HMGN2 interferes with the binding of linker histone H1 to the nucleosome as measured by ITC. Drosophila linker histone H1_37–211 was titrated into a solution (20 mM Tris-HCl, pH 7.4, 1 mM EDTA and 1 mM DTT) containing free nucleosome (blue square), the nucleosome-(HMGN2_1–43)₂ complex (magenta circle), and the nucleosome-(HMGN2)₂ complex (cyan triangle) at 25 °C, with corresponding equilibrium dissociation constants (K_Ds) of 0.10 μM, 0.10 μM, and 0.57 μM, respectively. The titration results fit to a model in which one H1 molecule binds to one nucleosome. The nucleosome is the same as that used in NMR studies.

Fig. 6.

Implications for the function of HMGNs. The NBD is shown in cylinder. The disordered terminal regions of HMGN2 are shown in lines.
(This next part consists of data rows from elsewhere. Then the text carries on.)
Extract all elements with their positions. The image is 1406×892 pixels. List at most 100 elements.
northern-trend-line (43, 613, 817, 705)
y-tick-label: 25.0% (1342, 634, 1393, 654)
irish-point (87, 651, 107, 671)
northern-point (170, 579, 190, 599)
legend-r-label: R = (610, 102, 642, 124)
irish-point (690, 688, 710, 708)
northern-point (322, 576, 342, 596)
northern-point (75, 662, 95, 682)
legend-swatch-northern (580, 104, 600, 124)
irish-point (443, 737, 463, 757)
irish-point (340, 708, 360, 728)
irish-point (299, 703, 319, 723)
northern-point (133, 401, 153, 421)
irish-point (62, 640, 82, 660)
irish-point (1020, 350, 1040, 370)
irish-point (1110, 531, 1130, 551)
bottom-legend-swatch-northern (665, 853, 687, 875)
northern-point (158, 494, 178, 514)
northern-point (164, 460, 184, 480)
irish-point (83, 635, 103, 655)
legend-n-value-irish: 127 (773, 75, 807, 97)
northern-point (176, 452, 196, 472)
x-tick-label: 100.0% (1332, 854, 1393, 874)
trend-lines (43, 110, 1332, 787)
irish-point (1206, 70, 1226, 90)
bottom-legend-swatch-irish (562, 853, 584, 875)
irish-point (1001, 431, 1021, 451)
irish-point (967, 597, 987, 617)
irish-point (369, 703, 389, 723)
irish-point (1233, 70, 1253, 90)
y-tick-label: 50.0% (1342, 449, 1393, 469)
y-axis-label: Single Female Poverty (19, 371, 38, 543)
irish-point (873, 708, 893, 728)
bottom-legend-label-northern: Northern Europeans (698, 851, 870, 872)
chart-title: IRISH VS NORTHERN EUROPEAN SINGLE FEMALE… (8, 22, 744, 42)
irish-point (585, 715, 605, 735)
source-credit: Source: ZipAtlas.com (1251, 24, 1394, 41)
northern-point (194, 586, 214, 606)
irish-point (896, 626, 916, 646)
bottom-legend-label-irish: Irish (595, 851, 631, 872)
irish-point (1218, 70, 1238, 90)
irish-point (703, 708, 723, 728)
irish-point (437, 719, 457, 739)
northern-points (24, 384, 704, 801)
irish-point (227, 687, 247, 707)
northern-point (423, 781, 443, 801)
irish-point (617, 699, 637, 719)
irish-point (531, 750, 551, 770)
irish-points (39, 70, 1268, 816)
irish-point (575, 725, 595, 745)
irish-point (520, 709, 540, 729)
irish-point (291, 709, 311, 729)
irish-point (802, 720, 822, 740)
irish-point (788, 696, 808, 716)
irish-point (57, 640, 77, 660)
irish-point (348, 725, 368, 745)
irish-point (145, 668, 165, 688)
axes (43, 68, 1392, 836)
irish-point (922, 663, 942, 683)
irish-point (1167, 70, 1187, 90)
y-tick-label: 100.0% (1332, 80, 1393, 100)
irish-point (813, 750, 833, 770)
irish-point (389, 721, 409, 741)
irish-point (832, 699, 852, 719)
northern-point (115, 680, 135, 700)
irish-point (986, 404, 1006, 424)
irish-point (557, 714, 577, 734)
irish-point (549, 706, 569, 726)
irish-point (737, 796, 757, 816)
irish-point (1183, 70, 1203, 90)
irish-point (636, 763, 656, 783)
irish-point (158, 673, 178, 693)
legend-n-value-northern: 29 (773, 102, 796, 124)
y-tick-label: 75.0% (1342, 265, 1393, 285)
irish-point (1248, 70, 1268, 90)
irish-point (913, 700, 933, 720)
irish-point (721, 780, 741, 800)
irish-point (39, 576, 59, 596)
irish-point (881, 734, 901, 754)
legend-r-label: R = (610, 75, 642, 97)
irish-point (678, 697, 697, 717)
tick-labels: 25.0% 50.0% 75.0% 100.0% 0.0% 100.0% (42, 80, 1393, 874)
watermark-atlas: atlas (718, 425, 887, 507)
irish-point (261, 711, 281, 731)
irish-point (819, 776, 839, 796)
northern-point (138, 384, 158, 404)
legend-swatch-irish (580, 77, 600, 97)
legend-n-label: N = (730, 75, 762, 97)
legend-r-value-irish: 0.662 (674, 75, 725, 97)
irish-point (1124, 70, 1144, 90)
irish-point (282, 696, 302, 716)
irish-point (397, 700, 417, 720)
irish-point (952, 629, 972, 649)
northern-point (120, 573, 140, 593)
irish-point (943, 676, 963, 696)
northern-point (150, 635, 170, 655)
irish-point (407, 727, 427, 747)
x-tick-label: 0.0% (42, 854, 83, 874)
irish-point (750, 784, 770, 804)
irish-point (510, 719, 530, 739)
For clarity, only one HMGN2 is shown here (a model with two HMGN2 and one nucleosome is shown in Fig. S6). Earlier studies have shown that regions around the DNA entry/exit point and the dyad of the nucleosome are the approximate binding sites of the globular domain of H1 (gH1, dashed orange oval) (28), which are close to the disordered C-terminal region of HMGN2. Phosphorylation of Ser24 and Ser28 of the NBD induces the dissociation of HMGNs from the nucleosome due to unfavorable electrostatic repulsion with the acidic patch.